In Deutschland erleben 10 Millionen Menschen mit Beeinträchtigung in ihrem Alltag verschiedene persönliche Hürden. Vielen von ihnen und ihren Pflegenden fehlt es an passenden und günstigen Hilfsmitteln. So entsteht seit Jahren eine Bewegung aus Makern, Bastlern und Menschen mit Behinderungen, die sich vernetzten, um gemeinsam individuelle Lösungen zu entwickeln und zugänglich zu machen. Match My Maker ist eine Matching- und Kollaborationsplattform, die digitale Möglichkeiten nutzt, um diese Menschen über Entfernungen und Vorurteile hinweg zusammen zu bringen und die Teams vom ersten Kennenlernen bis zum fertigen Produkt begleitet.

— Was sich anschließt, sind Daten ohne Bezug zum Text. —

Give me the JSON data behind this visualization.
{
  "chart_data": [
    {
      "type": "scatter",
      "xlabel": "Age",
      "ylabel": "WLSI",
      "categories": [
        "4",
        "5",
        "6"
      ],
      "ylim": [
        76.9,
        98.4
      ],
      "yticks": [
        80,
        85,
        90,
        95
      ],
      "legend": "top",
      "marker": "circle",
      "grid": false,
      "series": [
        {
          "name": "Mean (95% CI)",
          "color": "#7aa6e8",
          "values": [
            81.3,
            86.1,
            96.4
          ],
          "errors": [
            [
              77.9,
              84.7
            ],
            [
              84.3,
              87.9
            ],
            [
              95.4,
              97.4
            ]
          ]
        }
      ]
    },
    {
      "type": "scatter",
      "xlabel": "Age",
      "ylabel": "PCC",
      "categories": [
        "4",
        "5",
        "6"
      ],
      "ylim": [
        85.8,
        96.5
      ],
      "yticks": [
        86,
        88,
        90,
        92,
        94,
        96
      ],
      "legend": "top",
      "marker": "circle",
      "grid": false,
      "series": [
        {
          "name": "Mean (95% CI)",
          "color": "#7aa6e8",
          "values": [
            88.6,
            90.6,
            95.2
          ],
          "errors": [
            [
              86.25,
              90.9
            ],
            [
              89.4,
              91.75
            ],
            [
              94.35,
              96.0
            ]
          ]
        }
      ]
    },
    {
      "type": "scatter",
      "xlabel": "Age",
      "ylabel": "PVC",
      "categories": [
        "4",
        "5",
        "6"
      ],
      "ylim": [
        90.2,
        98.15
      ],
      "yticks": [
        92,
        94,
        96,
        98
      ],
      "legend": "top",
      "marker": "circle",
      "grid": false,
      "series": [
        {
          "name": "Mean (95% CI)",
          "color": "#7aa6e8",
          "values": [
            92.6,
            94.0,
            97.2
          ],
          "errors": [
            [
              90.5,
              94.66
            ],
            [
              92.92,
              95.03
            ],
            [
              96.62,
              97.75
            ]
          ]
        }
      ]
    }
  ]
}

Nutzer*innen von Match My Maker sind kreative Tüftler*innen, Bastler*innen, Designer*innen, Gesundheitsexpert*innen, Pflegende und Menschen mit Beeinträchtigung. Um auch anderen Menschen den Zugang zu kostengünstigen Hilfsmitteln zu ermöglichen werden sie zum Nachbauen, Modifizieren und Weiterentwickeln für jeden frei zugänglich zur Verfügung gestellt. Das gemeinnützige Projekt wurde von dem Berliner Verein be able e.V. initiert.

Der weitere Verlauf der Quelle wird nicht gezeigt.